Perry's latest amble through know-nothingism came at a Q&A in San Francisco on Wednesday, and the biggest headline from that fumble-fest was his comparison of homosexuality to alcoholism. Now, a prudent man might stop to reflect on whether, if you're going to say something so colossally, head-spinningly wrong, San Francisco is really the venue you want to choose. But never mind. The moderator asked the governor whether he believed homosexuality is a disorder, and the governor swung at the pitch.
"Whether or not you feel compelled to follow a particular lifestyle or not," said the thrice-elected leader of a state of 26 million people, "you have the ability to decide not to do that. I may have the genetic coding that I'm inclined to be an alcoholic, but I have the desire not to do that, and I look at the homosexual issue the same way."
So where to begin? With the comparison of sexual orientation to what is often a fatal disease? With the airy reference to "genetic coding," which whatever the governor thinks the term means, reveals almost no familiarity with the deep and smart research that's been done in recent years on the biological roots of any one person's sexual orientation? Or with the belief that it's healthy or even possible for a gay man or woman simply to "desire not to do that." You're a heterosexual, governor. How would a lifetime of "not doing that" work for you?
Perry doubled down on dumb when it came to the topic of "reparative therapy," the all-but-universally condemned practice of trying to convert people from homosexuality to heterosexuality. The draft platform of the Texas Republican party endorses the dangerous faux-treatment for "patients [sic] who are seeking to escape from the homosexual lifestyle." When Perry was asked if the therapy works, he demurred, saying he doesn't know. Fine, but you know who does know? The American Psychiatric Association. And you know what they have to say about it? This:
"The American Psychiatric Association opposes any psychiatric treatment, such as 'reparative' or 'conversion' therapy, which is based upon the assumption that homosexuality per se is a mental disorder, or based upon a prior assumption that the patient should change his/her homosexual orientation.”
For the record, blood-letting, rattle-shaking and leeching won't work either, so the Texas GOP probably wants to keep them out of the platform too.
Perry next pivoted—inevitably—to global warming. He began by stating his opposition to carbon caps or taxes, which he insists would "strangle" the economy — a powerful argument, if economists agreed with him (they don't), and if cap and trade hadn't worked extraordinarily well to control the sulfur dioxide that led to acid rain, which it did, during the boom times of the 1990s.
The larger problem, Perry suggested, might be the climate scientists themselves, who take the position that, "You either believe this all the way, or you're a Neanderthal." But here's the thing—for the billionth time—the scientists never, ever speak in absolutes like that. There is no "all the way" when it comes to prescriptions for solving the climate crisis, no universality even about exactly how the problem will unfold over the next years and decades and centuries.

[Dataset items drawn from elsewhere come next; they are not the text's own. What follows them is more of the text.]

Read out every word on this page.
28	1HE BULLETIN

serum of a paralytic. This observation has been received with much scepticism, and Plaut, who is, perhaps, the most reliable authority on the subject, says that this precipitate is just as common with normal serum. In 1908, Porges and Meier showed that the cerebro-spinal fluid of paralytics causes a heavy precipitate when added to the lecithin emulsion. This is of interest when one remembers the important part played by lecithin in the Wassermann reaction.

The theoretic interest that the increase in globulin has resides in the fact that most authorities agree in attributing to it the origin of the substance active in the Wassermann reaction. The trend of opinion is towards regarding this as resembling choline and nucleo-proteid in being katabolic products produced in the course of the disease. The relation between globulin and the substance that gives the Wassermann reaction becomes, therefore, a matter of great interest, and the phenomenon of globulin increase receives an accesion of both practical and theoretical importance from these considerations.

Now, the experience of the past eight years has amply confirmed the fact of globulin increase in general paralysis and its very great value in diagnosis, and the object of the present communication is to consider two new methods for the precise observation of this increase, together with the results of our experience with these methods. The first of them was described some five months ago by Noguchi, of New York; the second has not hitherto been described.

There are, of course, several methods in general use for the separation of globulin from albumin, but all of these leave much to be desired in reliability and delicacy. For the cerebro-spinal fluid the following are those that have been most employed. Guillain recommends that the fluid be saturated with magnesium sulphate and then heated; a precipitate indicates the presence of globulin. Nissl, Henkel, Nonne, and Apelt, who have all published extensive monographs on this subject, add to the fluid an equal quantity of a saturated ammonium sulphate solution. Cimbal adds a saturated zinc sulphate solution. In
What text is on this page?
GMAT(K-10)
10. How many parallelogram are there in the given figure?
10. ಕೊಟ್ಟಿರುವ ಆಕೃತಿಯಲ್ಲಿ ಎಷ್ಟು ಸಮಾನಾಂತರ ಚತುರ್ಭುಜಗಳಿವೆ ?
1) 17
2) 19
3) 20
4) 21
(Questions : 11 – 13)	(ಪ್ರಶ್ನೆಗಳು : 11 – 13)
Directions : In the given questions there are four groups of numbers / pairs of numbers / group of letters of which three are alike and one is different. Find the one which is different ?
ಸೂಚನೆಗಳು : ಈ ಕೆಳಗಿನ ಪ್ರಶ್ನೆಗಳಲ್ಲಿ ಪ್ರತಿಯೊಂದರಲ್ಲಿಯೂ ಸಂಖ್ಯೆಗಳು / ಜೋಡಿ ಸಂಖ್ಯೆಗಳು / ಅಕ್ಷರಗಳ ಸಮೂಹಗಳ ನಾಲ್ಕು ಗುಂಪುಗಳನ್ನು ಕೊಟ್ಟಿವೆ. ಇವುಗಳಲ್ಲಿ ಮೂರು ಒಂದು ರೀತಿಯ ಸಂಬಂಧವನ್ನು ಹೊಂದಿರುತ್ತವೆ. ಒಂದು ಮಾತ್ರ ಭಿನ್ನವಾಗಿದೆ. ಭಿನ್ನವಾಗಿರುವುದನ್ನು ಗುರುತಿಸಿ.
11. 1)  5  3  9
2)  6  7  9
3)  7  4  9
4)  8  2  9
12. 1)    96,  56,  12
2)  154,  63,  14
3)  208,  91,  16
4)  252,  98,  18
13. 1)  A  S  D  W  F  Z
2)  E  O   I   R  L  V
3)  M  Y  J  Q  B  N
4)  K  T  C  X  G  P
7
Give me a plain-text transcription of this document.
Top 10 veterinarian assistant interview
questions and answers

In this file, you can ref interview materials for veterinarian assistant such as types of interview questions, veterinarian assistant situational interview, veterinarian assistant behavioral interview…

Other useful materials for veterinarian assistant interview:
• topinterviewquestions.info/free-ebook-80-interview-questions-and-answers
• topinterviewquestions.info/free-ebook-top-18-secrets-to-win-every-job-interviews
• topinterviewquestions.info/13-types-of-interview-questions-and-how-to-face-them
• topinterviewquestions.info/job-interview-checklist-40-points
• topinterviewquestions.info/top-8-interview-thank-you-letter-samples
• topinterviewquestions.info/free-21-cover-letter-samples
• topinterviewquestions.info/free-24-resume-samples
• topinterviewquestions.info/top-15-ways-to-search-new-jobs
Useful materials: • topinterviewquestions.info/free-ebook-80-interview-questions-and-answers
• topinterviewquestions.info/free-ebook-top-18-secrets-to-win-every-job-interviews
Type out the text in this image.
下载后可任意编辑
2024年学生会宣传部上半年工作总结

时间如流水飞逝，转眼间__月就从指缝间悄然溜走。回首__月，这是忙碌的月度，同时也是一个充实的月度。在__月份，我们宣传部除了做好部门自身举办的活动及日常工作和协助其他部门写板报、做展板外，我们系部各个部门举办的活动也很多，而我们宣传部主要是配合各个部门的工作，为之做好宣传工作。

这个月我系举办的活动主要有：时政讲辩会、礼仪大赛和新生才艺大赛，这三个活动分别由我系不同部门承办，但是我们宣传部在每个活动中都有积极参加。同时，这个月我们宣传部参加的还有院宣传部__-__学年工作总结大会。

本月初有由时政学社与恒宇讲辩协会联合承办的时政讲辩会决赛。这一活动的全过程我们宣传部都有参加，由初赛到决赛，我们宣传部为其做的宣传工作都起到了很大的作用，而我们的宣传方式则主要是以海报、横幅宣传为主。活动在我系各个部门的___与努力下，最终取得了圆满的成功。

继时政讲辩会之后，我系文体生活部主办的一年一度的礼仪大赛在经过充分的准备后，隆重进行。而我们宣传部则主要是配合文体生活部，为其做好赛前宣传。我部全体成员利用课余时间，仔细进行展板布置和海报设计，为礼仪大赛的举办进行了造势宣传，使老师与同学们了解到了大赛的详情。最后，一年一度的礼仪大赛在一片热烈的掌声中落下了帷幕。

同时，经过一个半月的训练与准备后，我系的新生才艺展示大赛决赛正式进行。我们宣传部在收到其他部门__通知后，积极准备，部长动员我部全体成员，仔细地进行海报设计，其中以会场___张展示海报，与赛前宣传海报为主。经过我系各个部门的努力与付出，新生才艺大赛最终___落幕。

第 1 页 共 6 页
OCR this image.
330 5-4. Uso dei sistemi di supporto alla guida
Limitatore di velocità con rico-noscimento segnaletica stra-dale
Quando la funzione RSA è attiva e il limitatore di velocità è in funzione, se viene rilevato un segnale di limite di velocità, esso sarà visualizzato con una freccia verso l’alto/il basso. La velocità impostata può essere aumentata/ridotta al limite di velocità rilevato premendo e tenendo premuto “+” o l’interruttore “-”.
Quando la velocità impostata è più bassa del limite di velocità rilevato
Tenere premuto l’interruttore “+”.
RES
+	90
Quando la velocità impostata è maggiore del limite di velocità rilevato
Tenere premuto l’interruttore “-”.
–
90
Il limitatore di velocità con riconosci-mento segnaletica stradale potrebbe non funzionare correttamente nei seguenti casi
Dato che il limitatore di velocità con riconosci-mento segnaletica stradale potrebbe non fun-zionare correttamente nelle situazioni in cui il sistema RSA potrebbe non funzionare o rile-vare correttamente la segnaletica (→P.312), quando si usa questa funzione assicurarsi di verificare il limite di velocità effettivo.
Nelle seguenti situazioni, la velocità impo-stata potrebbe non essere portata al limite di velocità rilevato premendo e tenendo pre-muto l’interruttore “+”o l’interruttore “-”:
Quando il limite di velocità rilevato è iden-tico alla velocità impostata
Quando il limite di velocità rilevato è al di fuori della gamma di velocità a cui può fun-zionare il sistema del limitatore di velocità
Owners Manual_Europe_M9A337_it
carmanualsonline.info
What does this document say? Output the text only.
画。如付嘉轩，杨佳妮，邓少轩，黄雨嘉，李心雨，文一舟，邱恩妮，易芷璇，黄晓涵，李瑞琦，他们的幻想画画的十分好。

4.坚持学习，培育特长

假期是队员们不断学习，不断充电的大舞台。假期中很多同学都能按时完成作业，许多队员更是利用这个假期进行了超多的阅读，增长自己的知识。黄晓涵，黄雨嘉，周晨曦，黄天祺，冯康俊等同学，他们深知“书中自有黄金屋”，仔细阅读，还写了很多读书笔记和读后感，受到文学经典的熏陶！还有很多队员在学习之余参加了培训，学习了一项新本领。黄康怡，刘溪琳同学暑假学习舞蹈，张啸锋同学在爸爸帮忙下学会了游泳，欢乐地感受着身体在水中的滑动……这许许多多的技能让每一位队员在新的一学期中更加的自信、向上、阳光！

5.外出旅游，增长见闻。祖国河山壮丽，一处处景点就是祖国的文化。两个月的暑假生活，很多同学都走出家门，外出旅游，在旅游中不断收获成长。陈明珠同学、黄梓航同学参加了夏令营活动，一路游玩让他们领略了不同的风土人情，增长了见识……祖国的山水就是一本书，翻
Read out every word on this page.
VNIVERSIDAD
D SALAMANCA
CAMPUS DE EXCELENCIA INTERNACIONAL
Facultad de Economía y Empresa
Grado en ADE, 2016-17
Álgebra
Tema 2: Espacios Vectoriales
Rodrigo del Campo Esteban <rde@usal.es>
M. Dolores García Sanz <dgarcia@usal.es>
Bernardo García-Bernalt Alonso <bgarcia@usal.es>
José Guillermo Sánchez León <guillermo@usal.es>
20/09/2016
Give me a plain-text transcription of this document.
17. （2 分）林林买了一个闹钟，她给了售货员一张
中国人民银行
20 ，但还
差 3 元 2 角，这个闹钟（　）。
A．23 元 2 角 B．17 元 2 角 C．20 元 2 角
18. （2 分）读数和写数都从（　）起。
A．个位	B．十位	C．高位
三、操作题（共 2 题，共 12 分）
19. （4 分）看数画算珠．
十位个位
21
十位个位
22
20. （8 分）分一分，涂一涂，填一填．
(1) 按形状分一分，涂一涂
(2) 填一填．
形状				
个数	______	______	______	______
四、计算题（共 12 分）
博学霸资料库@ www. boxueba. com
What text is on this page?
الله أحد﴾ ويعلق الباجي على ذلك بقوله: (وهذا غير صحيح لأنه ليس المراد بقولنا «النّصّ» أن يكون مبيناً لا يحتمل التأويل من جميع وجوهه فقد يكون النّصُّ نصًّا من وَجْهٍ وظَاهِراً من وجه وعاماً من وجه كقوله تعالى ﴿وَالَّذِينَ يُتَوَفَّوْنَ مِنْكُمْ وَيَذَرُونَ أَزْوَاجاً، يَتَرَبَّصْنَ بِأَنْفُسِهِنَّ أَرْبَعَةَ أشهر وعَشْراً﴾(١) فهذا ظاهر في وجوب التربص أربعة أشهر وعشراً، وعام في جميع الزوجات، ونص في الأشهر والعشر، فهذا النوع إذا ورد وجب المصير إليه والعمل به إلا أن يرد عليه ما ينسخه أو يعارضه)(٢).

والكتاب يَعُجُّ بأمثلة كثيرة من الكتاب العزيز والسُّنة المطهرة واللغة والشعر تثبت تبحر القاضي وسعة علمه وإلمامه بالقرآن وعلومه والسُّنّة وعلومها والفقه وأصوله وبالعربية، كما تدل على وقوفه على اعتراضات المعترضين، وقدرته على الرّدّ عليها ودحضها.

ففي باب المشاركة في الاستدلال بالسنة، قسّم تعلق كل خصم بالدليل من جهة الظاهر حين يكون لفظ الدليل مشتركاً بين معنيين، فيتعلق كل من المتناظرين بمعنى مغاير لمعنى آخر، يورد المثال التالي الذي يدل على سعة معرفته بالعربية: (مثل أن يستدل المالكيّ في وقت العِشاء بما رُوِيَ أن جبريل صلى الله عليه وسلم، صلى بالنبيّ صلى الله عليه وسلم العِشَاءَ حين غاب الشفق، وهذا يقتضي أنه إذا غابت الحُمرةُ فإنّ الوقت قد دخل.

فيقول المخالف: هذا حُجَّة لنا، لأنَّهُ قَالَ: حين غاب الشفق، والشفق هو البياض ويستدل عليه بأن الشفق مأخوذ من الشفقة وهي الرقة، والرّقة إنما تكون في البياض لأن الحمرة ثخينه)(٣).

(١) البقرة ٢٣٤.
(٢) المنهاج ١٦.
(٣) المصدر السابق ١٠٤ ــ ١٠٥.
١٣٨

What is scientifically proven is that greenhouse gases lead to global warming and human beings are significant drivers of that problem. The "debate," like it or not, is over on that score. But the rest? Scientists are the first to say there is lots of wiggle room in their models and their predictions—a lot more than the ideologues on the right who call the whole thing a hoax and stop talking there.
Perry's time as governor is limited—he leaves office after this year—though his presidential aspirations are currently unknown. The damage he and others like him do, however, endures. There is only so long America can go on embracing scientific rubbish and the politicians who traffic in it—at least if we expect to continue be a leading nation in an increasingly sophisticated world. Perry, for his part, just flunked his leadership test.